Boko Haram militants launched attacks around a captured town in northeast Nigeria for the second time this week, killing hundreds of people and burning down at least 16 towns and villages, a local government and a union official said.
Since seizing control of the town of Baga on Jan. 3, the Nigerian Islamist militant group carried out another killing spree on Thursday, The Times of India reported. The terror group also managed to scare away soldiers and capture the headquarters of a multinational military force in Baga to combat the insurgency.
"They burnt to the ground all the 16 towns and villages including Baga, Dorn-Baga, Mile 4, Mile 3, Kauyen Kuros and Bunduram," said Musa Bukar, head of the Kukawa local government in Borno state.

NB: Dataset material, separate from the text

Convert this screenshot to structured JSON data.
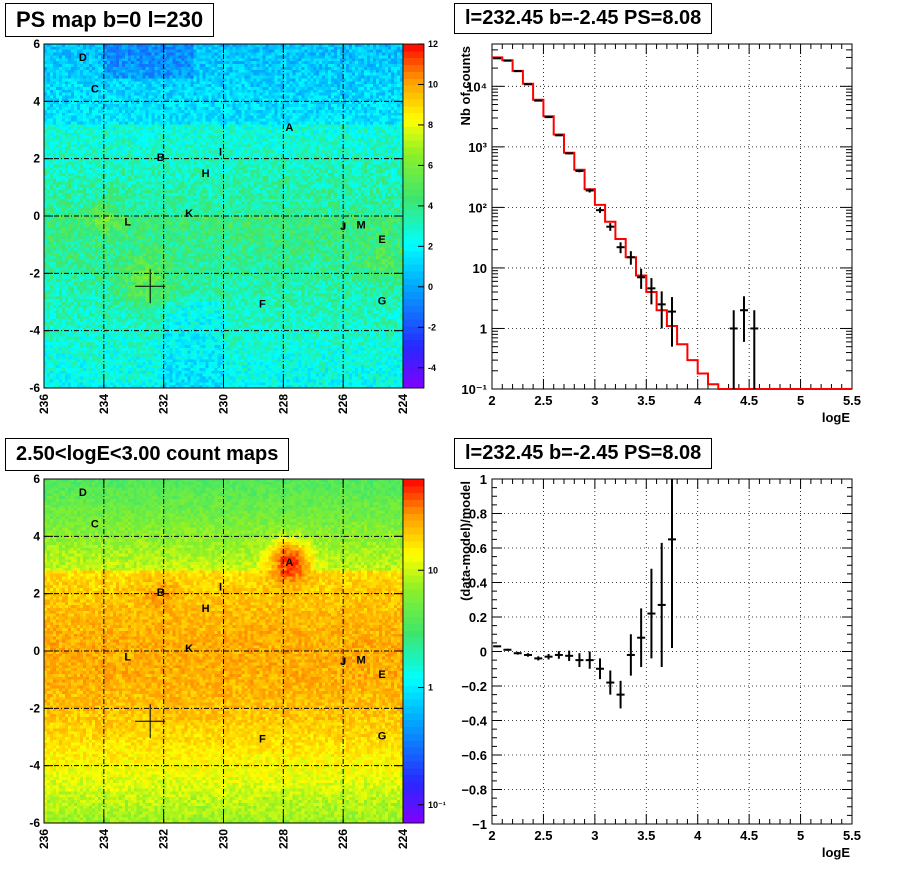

On Tuesday evening, the insurgents began burning buildings and shooting indiscriminately on the civilian population, which carried on until the next day, two locals said. At least 100 people were killed when the militants first took over the town on the edge of Lake Chad, the district head Abba Hassan said on Thursday.
"I escaped with my family in the car after seeing how Boko Haram was killing people ... I saw bodies in the street. Children and women, some were crying for help," Mohamed Bukar told Reuters after fleeing to the Borno state capital Maiduguri.
Unconfirmed estimates by victims' relatives placed the death toll from violence in and around Baga on Thursday as high as 2,000, said Bukar.
The dead are "littered on the streets and surrounding bushes," he said, speaking from a camp in the city of Maiduguri that is sheltering people who have fled the attacks.
The attacks were also confirmed by Abubakar Gamandi, head of Borno's fish traders union and a Baga native, Agence France-Presse reported. He claimed hundreds of people are currently trapped on islands of Lake Chad.
For five years, Boko Haram has been attempting to establish an Islamic state in the country's northeast, especially Borno state. In October, Nigerian authorities said they had agreed to a ceasefire with the group, but violence in the north has continued unabated.
The number and scale of attacks increased sharply last year, after the government imposed emergency rule on the three worst-hit states, The Irish Times reported.
"As Muslims, we must all stand and counter this violence that has dented the image of Islam," Nigeria's Islamic leader, the Sultan of Sokoto Muhammad Sa'ad Abubakar, said in the southern town of Auchi. "What is happening to our brothers in the northern parts of the country is bad and we must come together to find an end to this insurgency."